ARO MURI: Evolution of Cultural Norms and Dynamics of Socio-Political Change
The events of the past two years in the Arab world have made it clear that questions related to political change, cultural dynamics, and societal transformations are not only of first-order importance for social science, but also central for a scientific approach to policy making and planning. While advances in traditional game theory, political economy, development economics and political science have enabled us to provide a posteriori analysis, understanding and predicting these events require a new set of theory, modeling, field experiments and algorithmic tools that are amenable to analysis of sociopolitical change. This will require analytical techniques and explicit modeling of conflicts of interest and possible cooperation between distinct parties. Since many of the central questions of political, cultural and societal change involve interactions among individuals and groups with different identities, this will also require advances in study of networks and collective phenomena. As a result, social science alone is far from satisfactory for addressing these issues.
What is needed is a multidisciplinary, analytical framework for analysis, prediction, and ultimately control of socio-political phenomena. To address this important void, we have brought together a world-class team of experts with a history of fruitful collaboration, who has been at the forefront of an interdisciplinary research agenda on this topic with expertise that spans mathematical systems theory, economics, political science, algorithmic and computational game theory, operations research, control theory, and network science.
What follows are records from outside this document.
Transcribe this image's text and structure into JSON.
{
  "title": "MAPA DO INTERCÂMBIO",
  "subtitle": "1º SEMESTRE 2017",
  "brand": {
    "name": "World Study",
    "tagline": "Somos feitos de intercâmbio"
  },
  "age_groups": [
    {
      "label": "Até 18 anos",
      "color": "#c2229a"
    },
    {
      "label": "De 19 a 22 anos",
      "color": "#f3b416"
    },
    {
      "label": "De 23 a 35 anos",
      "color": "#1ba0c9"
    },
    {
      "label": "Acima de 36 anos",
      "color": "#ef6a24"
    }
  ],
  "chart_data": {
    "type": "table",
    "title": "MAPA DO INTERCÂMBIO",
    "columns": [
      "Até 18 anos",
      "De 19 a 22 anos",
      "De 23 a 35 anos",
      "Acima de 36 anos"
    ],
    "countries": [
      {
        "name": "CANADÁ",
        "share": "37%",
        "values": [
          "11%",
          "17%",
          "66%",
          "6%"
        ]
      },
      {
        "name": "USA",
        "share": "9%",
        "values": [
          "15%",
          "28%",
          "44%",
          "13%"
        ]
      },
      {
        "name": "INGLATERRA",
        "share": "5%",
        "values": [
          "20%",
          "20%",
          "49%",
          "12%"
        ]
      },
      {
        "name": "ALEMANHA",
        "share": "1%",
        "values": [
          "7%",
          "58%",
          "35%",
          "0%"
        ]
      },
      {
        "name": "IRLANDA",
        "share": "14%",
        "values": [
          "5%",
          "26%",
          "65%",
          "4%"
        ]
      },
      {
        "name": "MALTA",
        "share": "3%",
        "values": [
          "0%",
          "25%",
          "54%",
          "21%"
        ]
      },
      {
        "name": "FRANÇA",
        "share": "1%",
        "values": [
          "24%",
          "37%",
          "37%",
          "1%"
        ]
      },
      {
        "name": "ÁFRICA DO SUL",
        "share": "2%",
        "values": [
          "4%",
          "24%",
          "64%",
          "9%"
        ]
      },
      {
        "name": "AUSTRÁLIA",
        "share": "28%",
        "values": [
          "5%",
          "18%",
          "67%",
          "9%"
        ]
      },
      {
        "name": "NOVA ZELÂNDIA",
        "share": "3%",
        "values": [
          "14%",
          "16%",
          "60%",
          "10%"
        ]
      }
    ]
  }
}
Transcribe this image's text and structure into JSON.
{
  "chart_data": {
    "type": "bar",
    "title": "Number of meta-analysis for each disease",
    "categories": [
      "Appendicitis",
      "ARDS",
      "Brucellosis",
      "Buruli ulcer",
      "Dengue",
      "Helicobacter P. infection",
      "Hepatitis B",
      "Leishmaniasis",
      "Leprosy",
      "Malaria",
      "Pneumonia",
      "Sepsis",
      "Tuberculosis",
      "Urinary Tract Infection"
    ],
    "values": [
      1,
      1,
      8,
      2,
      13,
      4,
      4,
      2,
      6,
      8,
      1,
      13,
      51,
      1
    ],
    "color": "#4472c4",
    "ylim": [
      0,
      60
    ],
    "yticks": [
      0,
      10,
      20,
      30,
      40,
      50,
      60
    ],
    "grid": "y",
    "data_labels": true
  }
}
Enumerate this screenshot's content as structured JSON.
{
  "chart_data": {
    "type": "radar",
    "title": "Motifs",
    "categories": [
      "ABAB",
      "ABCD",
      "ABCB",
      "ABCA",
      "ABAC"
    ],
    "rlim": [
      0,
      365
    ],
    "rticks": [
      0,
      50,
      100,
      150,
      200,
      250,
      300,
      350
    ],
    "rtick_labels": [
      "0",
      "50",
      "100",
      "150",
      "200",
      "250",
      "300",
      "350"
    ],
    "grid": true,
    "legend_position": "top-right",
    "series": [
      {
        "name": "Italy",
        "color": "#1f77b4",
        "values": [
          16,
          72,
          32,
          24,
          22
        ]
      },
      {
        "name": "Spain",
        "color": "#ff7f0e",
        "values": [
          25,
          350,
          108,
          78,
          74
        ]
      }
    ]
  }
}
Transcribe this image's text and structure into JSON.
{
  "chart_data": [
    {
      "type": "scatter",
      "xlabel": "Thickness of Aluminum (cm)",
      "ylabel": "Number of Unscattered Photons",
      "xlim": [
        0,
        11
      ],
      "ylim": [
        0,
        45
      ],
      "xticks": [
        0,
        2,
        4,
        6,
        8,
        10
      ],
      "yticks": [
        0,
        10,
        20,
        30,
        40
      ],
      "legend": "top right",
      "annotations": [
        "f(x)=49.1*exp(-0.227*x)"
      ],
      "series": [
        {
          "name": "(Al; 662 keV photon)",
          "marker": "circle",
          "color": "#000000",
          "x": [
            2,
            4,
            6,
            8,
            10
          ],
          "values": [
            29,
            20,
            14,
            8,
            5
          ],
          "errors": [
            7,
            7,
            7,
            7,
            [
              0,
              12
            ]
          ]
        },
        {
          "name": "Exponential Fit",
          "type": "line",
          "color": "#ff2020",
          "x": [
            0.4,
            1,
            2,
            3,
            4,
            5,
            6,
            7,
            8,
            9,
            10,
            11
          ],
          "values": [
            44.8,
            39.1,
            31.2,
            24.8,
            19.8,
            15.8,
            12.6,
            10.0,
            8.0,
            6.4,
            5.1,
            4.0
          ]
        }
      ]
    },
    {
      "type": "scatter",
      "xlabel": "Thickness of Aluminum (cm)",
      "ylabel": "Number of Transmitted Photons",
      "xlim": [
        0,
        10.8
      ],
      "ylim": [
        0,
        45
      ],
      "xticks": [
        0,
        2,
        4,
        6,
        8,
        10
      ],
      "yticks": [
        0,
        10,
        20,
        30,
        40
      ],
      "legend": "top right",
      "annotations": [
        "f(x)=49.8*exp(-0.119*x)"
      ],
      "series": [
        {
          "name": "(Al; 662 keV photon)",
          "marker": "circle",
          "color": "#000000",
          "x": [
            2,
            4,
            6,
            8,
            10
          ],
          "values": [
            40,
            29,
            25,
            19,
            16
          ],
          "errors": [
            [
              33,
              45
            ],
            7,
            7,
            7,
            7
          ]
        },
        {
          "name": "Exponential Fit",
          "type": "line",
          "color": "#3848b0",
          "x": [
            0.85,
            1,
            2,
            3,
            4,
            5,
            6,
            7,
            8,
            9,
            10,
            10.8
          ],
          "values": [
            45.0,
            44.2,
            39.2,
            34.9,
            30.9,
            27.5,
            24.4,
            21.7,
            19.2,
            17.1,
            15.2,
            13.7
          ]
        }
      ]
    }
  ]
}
Our team members have been pioneers in development of a rigorous discipline of mathematical and computational social science that combines modeling, theory, empirical analysis, behavioral lab experiments, large datasets, and field experiments and surveys in diverse locations ranging from Afghanistan and India to the greater Middle East.
The Lagrange program seeks to develop new mathematical approaches to optimization problems in uncertain, dynamic, multiscale, and high-dimensional settings. By bridging methodologies developed for both discrete and continuous optimizations, Lagrange aims to enable solutions for complex, realistic problems that involve dynamic environments, rapidly changing requirements, and increasing or decreasing amounts of information.
In particular, Lagrange will address the fact that many applications of interest today are posed as non-convex optimization problems and thus remain intractable despite significant recent theoretical and algorithmic progress in convex optimization. Lagrange seeks methodologies beyond current convex relaxation methods to advance scalability of algorithms; data-driven approaches that explore proper sampling of data sets; and computationally tractable methods of approximating distributions.
Expected outcomes of the program include: 1) new mathematical frameworks and solution methods for large-scale optimization of complex systems, and 2) algorithms that could be implemented on computing platforms that would use parallelizability and scalability.